No stochastic sampling or non-deterministic data structures.
All inputs are fixed strings.

This means that running the benchmark on the same system with the same configuration will always produce identical results, regardless of platform, Python version (within the same major version), or number of runs.

7.2 Version Requirements¶

For exact reproducibility:

# Install the exact project version
pip install -e ".[dev]"

# Verify version
python -c "import cia; print(cia.__version__)"

7.3 Saving and Loading Results¶

import json

# Save results
summary = suite.run_all()
with open("benchmark_results.json", "w") as f:
    json.dump(summary, f, indent=2, default=str)

# Load results
with open("benchmark_results.json", "r") as f:
    loaded_summary = json.load(f)

7.4 Reproducibility Checklist¶

To ensure benchmark reproducibility, record and report:

CIA version: The exact version from cia.__version__
Python version: python --version
System configuration: Recurrent cycles, workspace capacity, attention weights, welfare thresholds
Experiment inputs: The exact text strings used (default or custom)
Full results: The complete ExperimentResult for each experiment, not just the binary findings
Scientific boundary disclaimer: Always included in the output

8. Research Anchors¶

Reference	Relevance to Benchmarking
Butlin et al. (2023) "Consciousness in Artificial Intelligence"	Provides the multi-indicator evaluation methodology that the benchmark suite implements
Butlin et al. (2025) "Identifying indicators of consciousness in AI systems"	Defines the indicator categories and evaluation criteria that the individual experiments test
Baars (2005) Global Workspace Theory	Underpins the blindsight analogue and split workspace experiments in the suite
Shanahan & Baars (2005) Applying GWT to frame problem	Supports the integration metrics and fragmentation detection
Graziano & Webb (2015) Attention Schema Theory	Underpins the attention shift measurement in prediction violation
Albantakis et al. (2023) IIT 4.0	Provides the theoretical basis for causal integration metrics and fragmentation analysis

9. Summary¶

The BenchmarkSuite provides an automated, reproducible pipeline for running all five CIA experiments and producing aggregate metrics.

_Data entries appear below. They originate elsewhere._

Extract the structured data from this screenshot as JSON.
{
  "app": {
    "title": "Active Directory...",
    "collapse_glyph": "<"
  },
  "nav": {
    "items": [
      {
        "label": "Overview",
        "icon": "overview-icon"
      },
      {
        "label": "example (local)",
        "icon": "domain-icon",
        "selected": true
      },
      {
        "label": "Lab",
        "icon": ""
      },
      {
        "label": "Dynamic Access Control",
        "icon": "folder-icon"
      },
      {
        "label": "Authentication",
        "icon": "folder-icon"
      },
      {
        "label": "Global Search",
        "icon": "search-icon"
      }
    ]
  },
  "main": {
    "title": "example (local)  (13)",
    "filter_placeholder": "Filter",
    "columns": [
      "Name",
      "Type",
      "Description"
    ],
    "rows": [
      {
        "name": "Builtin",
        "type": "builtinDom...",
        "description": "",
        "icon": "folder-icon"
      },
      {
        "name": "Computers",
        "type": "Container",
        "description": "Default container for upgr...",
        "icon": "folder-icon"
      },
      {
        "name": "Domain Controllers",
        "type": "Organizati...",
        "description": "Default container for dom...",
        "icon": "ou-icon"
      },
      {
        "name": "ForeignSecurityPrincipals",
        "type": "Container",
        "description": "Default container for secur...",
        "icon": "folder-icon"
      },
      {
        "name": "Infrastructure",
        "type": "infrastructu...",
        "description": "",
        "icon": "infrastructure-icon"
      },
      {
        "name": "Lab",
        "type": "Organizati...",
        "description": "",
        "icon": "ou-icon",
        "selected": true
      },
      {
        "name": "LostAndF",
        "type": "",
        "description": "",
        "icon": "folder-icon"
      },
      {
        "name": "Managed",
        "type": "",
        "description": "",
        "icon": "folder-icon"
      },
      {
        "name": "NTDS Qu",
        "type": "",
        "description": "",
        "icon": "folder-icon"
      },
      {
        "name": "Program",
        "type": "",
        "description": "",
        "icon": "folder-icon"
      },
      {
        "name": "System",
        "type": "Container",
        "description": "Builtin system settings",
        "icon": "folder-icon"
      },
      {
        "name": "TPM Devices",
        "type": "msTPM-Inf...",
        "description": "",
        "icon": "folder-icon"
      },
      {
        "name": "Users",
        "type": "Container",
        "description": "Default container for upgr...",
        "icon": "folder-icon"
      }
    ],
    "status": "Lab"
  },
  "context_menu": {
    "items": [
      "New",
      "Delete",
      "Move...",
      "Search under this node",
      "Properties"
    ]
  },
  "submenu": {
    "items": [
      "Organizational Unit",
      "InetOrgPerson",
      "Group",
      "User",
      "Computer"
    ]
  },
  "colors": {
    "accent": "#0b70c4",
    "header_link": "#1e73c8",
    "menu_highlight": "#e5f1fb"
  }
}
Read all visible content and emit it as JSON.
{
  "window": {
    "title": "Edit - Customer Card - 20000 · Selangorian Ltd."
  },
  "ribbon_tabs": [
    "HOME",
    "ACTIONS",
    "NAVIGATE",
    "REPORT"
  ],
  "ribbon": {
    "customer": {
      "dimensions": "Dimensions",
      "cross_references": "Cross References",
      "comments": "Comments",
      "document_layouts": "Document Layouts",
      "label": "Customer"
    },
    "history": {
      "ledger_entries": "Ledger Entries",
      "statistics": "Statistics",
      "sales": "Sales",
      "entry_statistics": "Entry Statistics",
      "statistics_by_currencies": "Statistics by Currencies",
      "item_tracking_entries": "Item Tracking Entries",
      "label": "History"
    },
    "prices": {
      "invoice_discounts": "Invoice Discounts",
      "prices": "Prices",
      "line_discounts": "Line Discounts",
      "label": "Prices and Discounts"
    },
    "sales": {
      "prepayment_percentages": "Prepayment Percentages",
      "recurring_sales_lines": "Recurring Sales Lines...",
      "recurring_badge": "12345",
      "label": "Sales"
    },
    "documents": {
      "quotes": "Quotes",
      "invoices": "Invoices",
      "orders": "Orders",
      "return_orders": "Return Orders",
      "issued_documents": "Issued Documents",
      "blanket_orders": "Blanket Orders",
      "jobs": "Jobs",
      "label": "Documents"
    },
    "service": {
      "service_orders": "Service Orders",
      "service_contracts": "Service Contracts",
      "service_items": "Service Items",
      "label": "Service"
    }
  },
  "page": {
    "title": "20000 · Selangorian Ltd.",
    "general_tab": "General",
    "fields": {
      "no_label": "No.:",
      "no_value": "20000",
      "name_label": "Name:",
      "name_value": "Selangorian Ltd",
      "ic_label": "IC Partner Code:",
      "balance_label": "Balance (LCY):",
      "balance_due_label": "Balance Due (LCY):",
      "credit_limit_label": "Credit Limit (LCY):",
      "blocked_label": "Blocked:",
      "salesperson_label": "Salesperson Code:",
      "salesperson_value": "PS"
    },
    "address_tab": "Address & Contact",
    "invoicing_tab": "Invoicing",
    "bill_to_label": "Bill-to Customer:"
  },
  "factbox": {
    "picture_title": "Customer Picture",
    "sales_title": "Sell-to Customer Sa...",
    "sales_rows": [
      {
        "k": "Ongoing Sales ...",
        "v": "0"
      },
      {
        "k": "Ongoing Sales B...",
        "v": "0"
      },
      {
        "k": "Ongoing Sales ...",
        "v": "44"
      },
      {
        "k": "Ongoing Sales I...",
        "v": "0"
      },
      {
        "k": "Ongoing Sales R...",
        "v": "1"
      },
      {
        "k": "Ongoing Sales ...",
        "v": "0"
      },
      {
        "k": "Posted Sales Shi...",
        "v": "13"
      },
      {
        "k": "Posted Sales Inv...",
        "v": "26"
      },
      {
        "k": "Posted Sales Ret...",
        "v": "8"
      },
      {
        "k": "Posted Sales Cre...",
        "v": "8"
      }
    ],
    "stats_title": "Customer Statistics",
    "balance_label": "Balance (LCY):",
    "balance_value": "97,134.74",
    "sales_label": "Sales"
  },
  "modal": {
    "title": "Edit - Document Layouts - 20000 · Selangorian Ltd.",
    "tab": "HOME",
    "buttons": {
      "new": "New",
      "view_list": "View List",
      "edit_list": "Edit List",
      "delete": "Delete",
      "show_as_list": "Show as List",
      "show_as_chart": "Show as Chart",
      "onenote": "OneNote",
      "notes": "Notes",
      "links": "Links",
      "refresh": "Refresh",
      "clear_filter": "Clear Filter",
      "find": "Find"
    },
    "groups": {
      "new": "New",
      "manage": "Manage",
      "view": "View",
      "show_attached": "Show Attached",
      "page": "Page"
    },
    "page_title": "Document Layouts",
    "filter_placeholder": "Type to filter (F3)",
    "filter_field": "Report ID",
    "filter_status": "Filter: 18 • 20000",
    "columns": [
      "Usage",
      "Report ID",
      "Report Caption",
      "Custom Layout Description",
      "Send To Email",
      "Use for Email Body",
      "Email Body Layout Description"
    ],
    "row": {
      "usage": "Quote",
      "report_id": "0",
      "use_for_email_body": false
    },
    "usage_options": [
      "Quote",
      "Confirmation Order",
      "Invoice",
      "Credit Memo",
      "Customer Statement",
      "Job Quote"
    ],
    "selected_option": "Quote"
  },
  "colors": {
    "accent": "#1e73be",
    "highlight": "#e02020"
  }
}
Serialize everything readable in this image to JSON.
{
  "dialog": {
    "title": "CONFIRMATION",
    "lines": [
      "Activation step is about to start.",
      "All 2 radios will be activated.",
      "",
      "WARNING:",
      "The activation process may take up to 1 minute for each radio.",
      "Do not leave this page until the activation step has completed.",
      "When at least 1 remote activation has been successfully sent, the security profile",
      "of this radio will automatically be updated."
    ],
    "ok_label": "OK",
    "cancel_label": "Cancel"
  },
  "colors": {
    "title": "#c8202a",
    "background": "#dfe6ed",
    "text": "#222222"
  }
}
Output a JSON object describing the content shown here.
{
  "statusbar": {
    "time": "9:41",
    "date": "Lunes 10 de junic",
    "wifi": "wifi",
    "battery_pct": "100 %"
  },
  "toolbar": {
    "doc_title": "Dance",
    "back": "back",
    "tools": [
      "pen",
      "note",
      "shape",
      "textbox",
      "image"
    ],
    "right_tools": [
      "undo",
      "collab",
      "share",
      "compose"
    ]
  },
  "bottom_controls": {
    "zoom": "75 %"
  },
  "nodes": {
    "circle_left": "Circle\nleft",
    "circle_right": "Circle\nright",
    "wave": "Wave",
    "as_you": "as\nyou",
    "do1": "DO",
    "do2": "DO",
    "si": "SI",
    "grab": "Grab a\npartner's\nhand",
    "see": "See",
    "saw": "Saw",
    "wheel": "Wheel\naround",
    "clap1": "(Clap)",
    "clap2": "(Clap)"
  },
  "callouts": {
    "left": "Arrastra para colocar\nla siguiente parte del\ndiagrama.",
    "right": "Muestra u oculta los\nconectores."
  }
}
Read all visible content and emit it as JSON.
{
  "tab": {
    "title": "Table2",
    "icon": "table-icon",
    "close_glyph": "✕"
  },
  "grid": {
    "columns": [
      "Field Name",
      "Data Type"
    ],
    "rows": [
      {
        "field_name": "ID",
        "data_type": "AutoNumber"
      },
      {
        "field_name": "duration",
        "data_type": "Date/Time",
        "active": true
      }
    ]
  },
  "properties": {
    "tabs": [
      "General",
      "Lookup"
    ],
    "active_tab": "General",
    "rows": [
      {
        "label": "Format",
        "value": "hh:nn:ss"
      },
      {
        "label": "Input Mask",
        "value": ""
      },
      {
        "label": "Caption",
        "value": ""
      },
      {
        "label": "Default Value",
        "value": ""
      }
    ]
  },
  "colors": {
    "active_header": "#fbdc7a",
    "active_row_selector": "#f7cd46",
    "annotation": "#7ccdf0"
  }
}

The suite follows the multi-indicator methodology recommended by Butlin et al. (2023, 2025), testing five distinct consciousness-relevant indicator patterns through causal intervention experiments. Results include per-experiment metrics, interpretation, caveats, and aggregate counts, all accompanied by a scientific boundary disclaimer. The benchmark is fully deterministic and reproducible, but all metrics are architectural proxy measurements that do not constitute evidence of subjective experience. Researchers must interpret benchmark results with full awareness of the significant limitations: proxy measurements, input dependency, arbitrary thresholds, and the absence of ground truth for consciousness.